The first requirement of standing — injury-in-fact — consists of an “invasion of a legally protected interest which is (a) concrete and particularized, as opposed to merely abstract, and (b) actual or imminent, not conjectural or hypothetical.” Lujan, 504 U.S. at 560, 112 S.Ct. at 2136 (quotation marks and internal citations omitted); see E.F. Hutton & Co. v. Hadley, 901 F.2d 979, 984 (11th Cir.1990) (“Plaintiffs in the federal courts must have a personal stake in the outcome of the case, and must allege some threatened or actual injury resulting from the putatively illegal action.

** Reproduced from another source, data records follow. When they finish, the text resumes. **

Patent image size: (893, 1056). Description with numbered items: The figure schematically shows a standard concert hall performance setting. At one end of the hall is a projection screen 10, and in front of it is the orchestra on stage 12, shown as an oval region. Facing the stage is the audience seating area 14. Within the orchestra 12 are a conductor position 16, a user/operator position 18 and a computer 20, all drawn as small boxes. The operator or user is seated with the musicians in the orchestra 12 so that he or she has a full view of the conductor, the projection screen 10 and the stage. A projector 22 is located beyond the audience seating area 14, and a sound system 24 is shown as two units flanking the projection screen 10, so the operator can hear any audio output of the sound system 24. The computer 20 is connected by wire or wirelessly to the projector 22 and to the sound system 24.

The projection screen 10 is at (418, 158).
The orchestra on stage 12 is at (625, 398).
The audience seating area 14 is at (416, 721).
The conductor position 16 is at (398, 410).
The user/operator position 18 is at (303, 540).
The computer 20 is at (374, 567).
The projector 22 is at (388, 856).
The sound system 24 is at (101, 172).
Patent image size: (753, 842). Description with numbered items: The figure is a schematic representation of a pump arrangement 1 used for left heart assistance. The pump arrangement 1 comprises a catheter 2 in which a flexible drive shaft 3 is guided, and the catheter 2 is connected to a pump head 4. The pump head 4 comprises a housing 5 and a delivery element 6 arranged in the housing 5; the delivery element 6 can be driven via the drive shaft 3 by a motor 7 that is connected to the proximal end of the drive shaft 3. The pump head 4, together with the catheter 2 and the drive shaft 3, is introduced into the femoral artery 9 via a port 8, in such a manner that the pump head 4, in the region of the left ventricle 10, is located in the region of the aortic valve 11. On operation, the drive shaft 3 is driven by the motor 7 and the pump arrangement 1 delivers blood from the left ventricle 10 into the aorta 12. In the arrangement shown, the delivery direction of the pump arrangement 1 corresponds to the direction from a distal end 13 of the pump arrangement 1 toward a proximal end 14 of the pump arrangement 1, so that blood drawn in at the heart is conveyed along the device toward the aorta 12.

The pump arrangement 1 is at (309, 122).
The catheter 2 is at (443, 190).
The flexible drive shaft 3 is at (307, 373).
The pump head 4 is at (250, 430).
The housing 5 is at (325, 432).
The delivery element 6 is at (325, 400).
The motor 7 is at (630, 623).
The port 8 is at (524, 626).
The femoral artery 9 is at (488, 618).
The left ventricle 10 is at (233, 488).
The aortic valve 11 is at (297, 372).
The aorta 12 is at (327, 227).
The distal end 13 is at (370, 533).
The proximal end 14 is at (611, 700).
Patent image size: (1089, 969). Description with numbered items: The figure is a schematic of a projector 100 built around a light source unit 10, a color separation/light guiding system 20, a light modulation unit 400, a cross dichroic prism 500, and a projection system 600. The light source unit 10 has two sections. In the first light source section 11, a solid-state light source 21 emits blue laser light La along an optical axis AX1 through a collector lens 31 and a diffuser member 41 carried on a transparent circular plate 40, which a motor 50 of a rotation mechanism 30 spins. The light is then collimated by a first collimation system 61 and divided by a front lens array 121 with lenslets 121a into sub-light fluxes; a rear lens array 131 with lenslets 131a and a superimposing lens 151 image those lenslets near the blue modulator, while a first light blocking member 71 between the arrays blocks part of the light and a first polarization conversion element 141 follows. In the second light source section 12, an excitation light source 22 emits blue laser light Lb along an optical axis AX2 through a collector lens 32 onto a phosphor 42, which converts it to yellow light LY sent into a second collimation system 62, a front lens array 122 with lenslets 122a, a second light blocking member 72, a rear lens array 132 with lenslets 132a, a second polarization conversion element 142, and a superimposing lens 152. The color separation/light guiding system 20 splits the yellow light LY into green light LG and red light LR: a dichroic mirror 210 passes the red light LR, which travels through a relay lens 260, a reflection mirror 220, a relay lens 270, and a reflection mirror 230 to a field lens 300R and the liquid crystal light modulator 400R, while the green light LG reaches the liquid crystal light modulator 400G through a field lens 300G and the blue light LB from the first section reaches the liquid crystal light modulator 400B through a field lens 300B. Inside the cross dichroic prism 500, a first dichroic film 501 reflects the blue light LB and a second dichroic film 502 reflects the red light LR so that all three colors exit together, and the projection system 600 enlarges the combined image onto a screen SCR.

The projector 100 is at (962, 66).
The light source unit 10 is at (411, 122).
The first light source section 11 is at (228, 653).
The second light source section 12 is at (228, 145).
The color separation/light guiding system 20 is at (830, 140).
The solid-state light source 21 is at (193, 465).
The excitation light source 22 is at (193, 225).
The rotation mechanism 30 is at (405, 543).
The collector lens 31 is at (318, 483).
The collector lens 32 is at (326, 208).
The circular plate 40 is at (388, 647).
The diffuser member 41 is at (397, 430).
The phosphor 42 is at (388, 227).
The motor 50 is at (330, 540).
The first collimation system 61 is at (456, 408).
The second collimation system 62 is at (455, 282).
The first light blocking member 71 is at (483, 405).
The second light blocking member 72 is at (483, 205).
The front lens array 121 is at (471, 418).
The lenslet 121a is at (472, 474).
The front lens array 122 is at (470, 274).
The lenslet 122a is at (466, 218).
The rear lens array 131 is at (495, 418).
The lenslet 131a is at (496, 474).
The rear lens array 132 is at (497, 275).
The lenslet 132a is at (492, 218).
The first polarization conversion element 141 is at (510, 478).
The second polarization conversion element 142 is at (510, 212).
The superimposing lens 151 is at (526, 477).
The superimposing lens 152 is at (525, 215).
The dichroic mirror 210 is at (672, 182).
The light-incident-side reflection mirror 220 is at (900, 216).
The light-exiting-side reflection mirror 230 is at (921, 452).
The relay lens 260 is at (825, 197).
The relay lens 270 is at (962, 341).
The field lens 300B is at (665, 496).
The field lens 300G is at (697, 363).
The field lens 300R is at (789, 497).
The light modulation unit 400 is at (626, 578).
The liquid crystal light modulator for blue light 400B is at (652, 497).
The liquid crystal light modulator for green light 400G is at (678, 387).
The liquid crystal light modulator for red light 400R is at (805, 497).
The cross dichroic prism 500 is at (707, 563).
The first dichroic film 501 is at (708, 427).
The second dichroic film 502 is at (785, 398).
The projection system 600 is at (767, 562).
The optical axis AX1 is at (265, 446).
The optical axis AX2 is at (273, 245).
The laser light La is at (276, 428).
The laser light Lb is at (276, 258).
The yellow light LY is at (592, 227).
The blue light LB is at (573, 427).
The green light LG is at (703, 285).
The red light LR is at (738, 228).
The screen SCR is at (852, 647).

Abstract injury is not enough.”) (quotation marks and internal citations omitted).

The district court properly granted AWL’s motion to dismiss because the First Amended Complaint fails to allege any legally protected interest that has been invaded by AWL. The plaintiffs cite to no authority suggesting that they have a legally protected interest in negotiating with a lender rather than a loan servicing com *835 pany. Neither can they point to any legally protected interest in having a lender who is inclined to agree to a modification. See Cox Cable Commc’ns, Inc. v. United States, 992 F.2d 1178, 1182 (11th Cir.1993) (“No legally cognizable injury arises unless an interest is protected by statute or otherwise.”). In fact, the plain language of the loan specifically contemplates that AWL could sell or transfer the loan to any third party, not just to other lenders. Given that parties to a contract are generally bound to its written terms, it is hard to see how the Barbers suffered any particularized injury when AWL exercised a right explicitly granted to it in the agreement. See Murphy v. Courtesy Ford, L.L.C., 944 So.2d 1131, 1134 (Fla.